Bazen öğrencilerime de
anlatırım dayandığım temelleri ve tüm veriler ışığında ve öğretilenlerin
penceresinden baktığımız halde bir problemin çözümüne akılcı yaklaşıp çözüm
üretemiyorsak panik yapmayın geçici bir aptallık yaşıyorsunuz derim.
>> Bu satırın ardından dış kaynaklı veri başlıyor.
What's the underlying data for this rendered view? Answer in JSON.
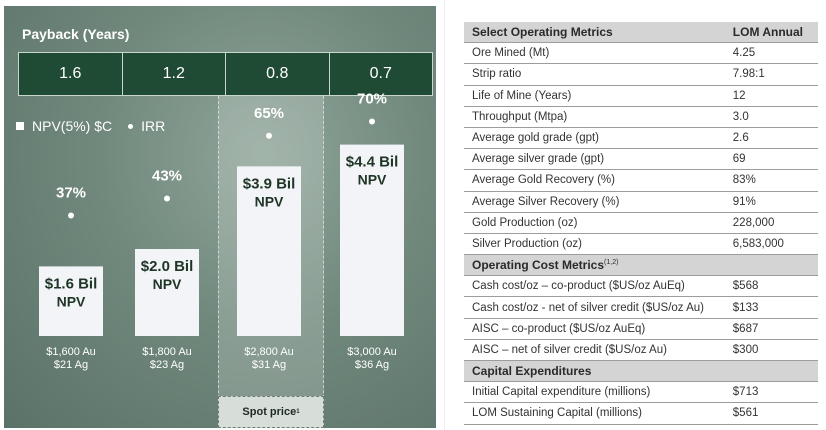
{
  "chart": {
    "title": "Payback (Years)",
    "payback_values": [
      "1.6",
      "1.2",
      "0.8",
      "0.7"
    ],
    "legend_npv": "NPV(5%) $C",
    "legend_irr": "IRR",
    "spot_price_label": "Spot price",
    "spot_price_sup": "1"
  },
  "chart_data": {
    "type": "bar",
    "categories": [
      "$1,600 Au\n$21 Ag",
      "$1,800 Au\n$23 Ag",
      "$2,800 Au\n$31 Ag",
      "$3,000 Au\n$36 Ag"
    ],
    "category_lines": [
      [
        "$1,600 Au",
        "$21 Ag"
      ],
      [
        "$1,800 Au",
        "$23 Ag"
      ],
      [
        "$2,800 Au",
        "$31 Ag"
      ],
      [
        "$3,000 Au",
        "$36 Ag"
      ]
    ],
    "series": [
      {
        "name": "NPV(5%) $C",
        "values": [
          1.6,
          2.0,
          3.9,
          4.4
        ],
        "labels": [
          [
            "$1.6 Bil",
            "NPV"
          ],
          [
            "$2.0 Bil",
            "NPV"
          ],
          [
            "$3.9 Bil",
            "NPV"
          ],
          [
            "$4.4 Bil",
            "NPV"
          ]
        ]
      },
      {
        "name": "IRR",
        "values": [
          37,
          43,
          65,
          70
        ],
        "labels": [
          "37%",
          "43%",
          "65%",
          "70%"
        ]
      }
    ],
    "payback_years": [
      1.6,
      1.2,
      0.8,
      0.7
    ],
    "highlight_categories": [
      2
    ],
    "colors": {
      "bar": "#f2f4f7",
      "panel": "#6e867a",
      "payback": "#1f4a33",
      "text": "#ffffff"
    }
  },
  "table": {
    "sections": [
      {
        "title": "Select Operating Metrics",
        "title_sup": "",
        "col2": "LOM Annual",
        "rows": [
          [
            "Ore Mined (Mt)",
            "4.25"
          ],
          [
            "Strip ratio",
            "7.98:1"
          ],
          [
            "Life of Mine (Years)",
            "12"
          ],
          [
            "Throughput (Mtpa)",
            "3.0"
          ],
          [
            "Average gold grade (gpt)",
            "2.6"
          ],
          [
            "Average silver grade (gpt)",
            "69"
          ],
          [
            "Average Gold Recovery (%)",
            "83%"
          ],
          [
            "Average Silver Recovery (%)",
            "91%"
          ],
          [
            "Gold Production (oz)",
            "228,000"
          ],
          [
            "Silver Production (oz)",
            "6,583,000"
          ]
        ]
      },
      {
        "title": "Operating Cost Metrics",
        "title_sup": "(1,2)",
        "col2": "",
        "rows": [
          [
            "Cash cost/oz – co-product ($US/oz AuEq)",
            "$568"
          ],
          [
            "Cash cost/oz - net of silver credit ($US/oz Au)",
            "$133"
          ],
          [
            "AISC – co-product ($US/oz AuEq)",
            "$687"
          ],
          [
            "AISC – net of silver credit ($US/oz Au)",
            "$300"
          ]
        ]
      },
      {
        "title": "Capital Expenditures",
        "title_sup": "",
        "col2": "",
        "rows": [
          [
            "Initial Capital expenditure (millions)",
            "$713"
          ],
          [
            "LOM Sustaining Capital (millions)",
            "$561"
          ]
        ]
      }
    ]
  }
}
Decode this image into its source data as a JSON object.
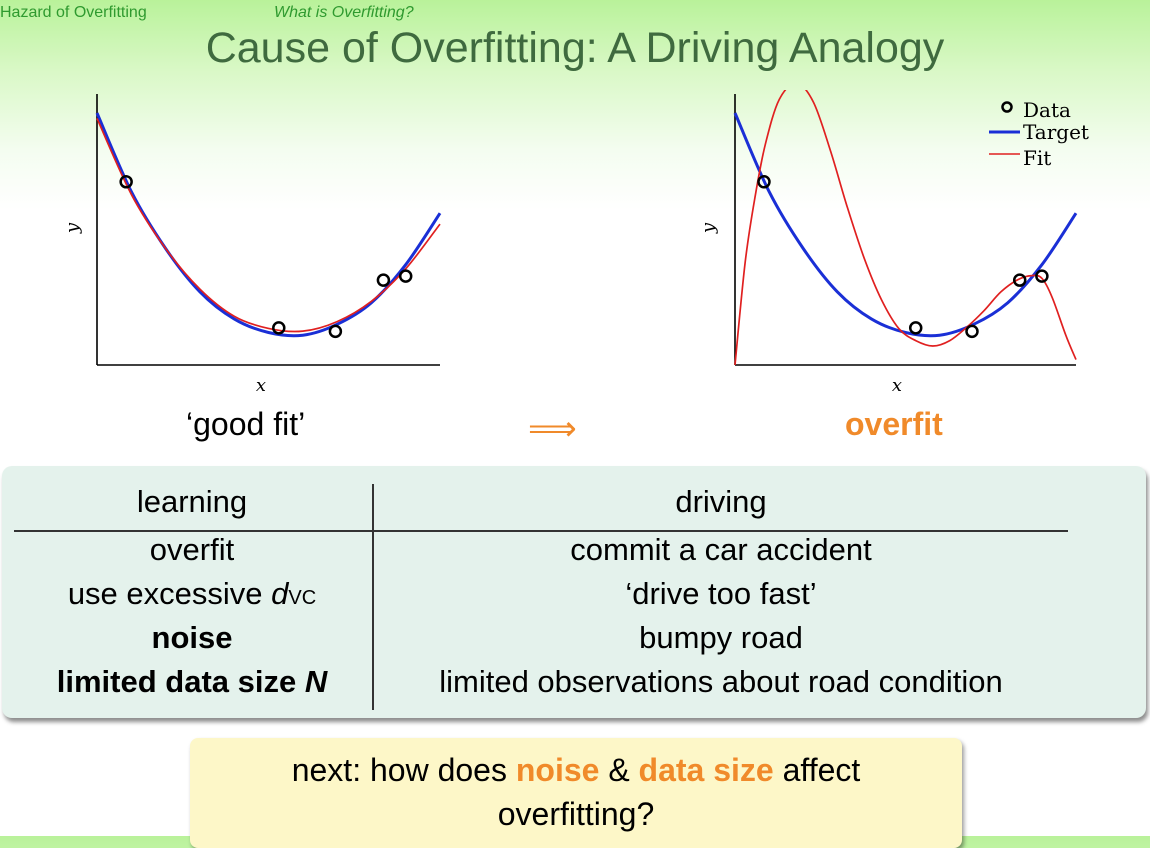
{
  "header": {
    "section": "Hazard of Overfitting",
    "subsection": "What is Overfitting?",
    "title": "Cause of Overfitting: A Driving Analogy"
  },
  "colors": {
    "target": "#1a2fd6",
    "fit": "#e02020",
    "accent": "#f08a2a"
  },
  "chart_data": [
    {
      "type": "line",
      "caption": "‘good fit’",
      "xlabel": "x",
      "ylabel": "y",
      "xlim": [
        0,
        1
      ],
      "ylim": [
        0,
        1
      ],
      "data_points": {
        "x": [
          0.085,
          0.53,
          0.695,
          0.835,
          0.9
        ],
        "y": [
          0.676,
          0.137,
          0.124,
          0.313,
          0.328
        ]
      },
      "series": [
        {
          "name": "Target",
          "x": [
            0,
            0.1,
            0.2,
            0.3,
            0.4,
            0.5,
            0.6,
            0.7,
            0.8,
            0.9,
            1.0
          ],
          "y": [
            0.93,
            0.64,
            0.43,
            0.27,
            0.17,
            0.12,
            0.11,
            0.15,
            0.23,
            0.37,
            0.56
          ]
        },
        {
          "name": "Fit",
          "x": [
            0,
            0.1,
            0.2,
            0.3,
            0.4,
            0.5,
            0.6,
            0.7,
            0.8,
            0.9,
            1.0
          ],
          "y": [
            0.91,
            0.63,
            0.43,
            0.28,
            0.18,
            0.135,
            0.125,
            0.16,
            0.235,
            0.355,
            0.52
          ]
        }
      ]
    },
    {
      "type": "line",
      "caption": "overfit",
      "xlabel": "x",
      "ylabel": "y",
      "xlim": [
        0,
        1
      ],
      "ylim": [
        0,
        1
      ],
      "legend": {
        "position": "top-right",
        "data": "Data",
        "target": "Target",
        "fit": "Fit"
      },
      "data_points": {
        "x": [
          0.085,
          0.53,
          0.695,
          0.835,
          0.9
        ],
        "y": [
          0.676,
          0.137,
          0.124,
          0.313,
          0.328
        ]
      },
      "series": [
        {
          "name": "Target",
          "x": [
            0,
            0.1,
            0.2,
            0.3,
            0.4,
            0.5,
            0.6,
            0.7,
            0.8,
            0.9,
            1.0
          ],
          "y": [
            0.93,
            0.64,
            0.43,
            0.27,
            0.17,
            0.12,
            0.11,
            0.15,
            0.23,
            0.37,
            0.56
          ]
        },
        {
          "name": "Fit",
          "x": [
            0,
            0.03,
            0.06,
            0.09,
            0.13,
            0.18,
            0.23,
            0.28,
            0.33,
            0.38,
            0.43,
            0.48,
            0.53,
            0.58,
            0.63,
            0.68,
            0.73,
            0.78,
            0.83,
            0.87,
            0.9,
            0.93,
            0.97,
            1.0
          ],
          "y": [
            0.0,
            0.38,
            0.63,
            0.82,
            0.98,
            1.04,
            0.97,
            0.79,
            0.58,
            0.39,
            0.24,
            0.135,
            0.09,
            0.07,
            0.09,
            0.14,
            0.2,
            0.27,
            0.315,
            0.33,
            0.32,
            0.25,
            0.11,
            0.02
          ]
        }
      ]
    }
  ],
  "arrow": "⟹",
  "table": {
    "headers": [
      "learning",
      "driving"
    ],
    "rows": [
      {
        "learning": "overfit",
        "driving": "commit a car accident",
        "highlight": false
      },
      {
        "learning_pre": "use excessive ",
        "learning_var": "d",
        "learning_sub": "VC",
        "driving": "‘drive too fast’"
      },
      {
        "learning": "noise",
        "driving": "bumpy road",
        "highlight": true
      },
      {
        "learning_pre": "limited data size ",
        "learning_var": "N",
        "driving": "limited observations about road condition",
        "highlight": true
      }
    ]
  },
  "next": {
    "prefix": "next: how does ",
    "noise": "noise",
    "amp": " & ",
    "data_size": "data size",
    "suffix": " affect",
    "line2": "overfitting?"
  }
}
Kısaca an
itibariyle salaksınız … sakın hakaret ettiğimi düşünmeyin içinde gizli bir iltifatta
barındırır aslında sizin gibi zeki insanların nasılda böyle bir akıl tutulması
yaşadığınıza gösterilen hayret ifadesidir aslında diye açıklamamın arkasından
zeki insanların yaptığı  nadir  akıl tutulmaları içinde süzme salak tabiri
kullanılır diyerek bir tespitte bulunduğumda teşekkür nidalarıyla dersi
sonlandırdığım çok olmuştur.

Lafı bazen fazlasıyla
uzatıyorum Mesleğim gereği ayrıntılara dalarak konunun bilinmezleri arasında
tıpkı bir gezintiye çıkmışçasına dağları, kırları bayırları dolaştırır gibi
bilgi tepeleri gibi terimler, kelimeler kavramlarla seyahat etmeyi seviyorum saadete
gelecek olursam…

Kendime ve yakın  tarihimize not düşüyorum; Dışarıda çılgın bir
kalabalık var pandemi kuralları hak getire sanki kıtlık çıkmışçasına alt alta
üst üste yiyecek stoklamaya başlamış insanların arasından geçiyorum …tam bir
akıl tutulması yaşanıyor çevremde aklımda deli sorular, bir film şeridi gibi
iyi kötü çirkin üçlemesindeki Clint Eastwood , Eli Wallach, Lee Van
Cleef hangisiyim bilemedim
aptal salak ve çirkin üçlemesi daha uygun
diye düşünüyorum. Atatürk Türk milleti zekidir çalışkandır derken acaba gaz mı
veriyordu? Aziz nesin yüzdesini hesaplamaya çalıştığı toplum bu toplum muydu
onu da bilemedim. Fakat tüm masumiyetiyle kenarda alışveriş edenleri seyreden o
küçük çocuğun gözlerinde kendimi gördüm. Kim aptal kim salak bilemiyorum. Aylardan
ramazan tam kapanmaya 2 gün var. Ve o çocuk aç…Anladım ki biz Çirkiniz.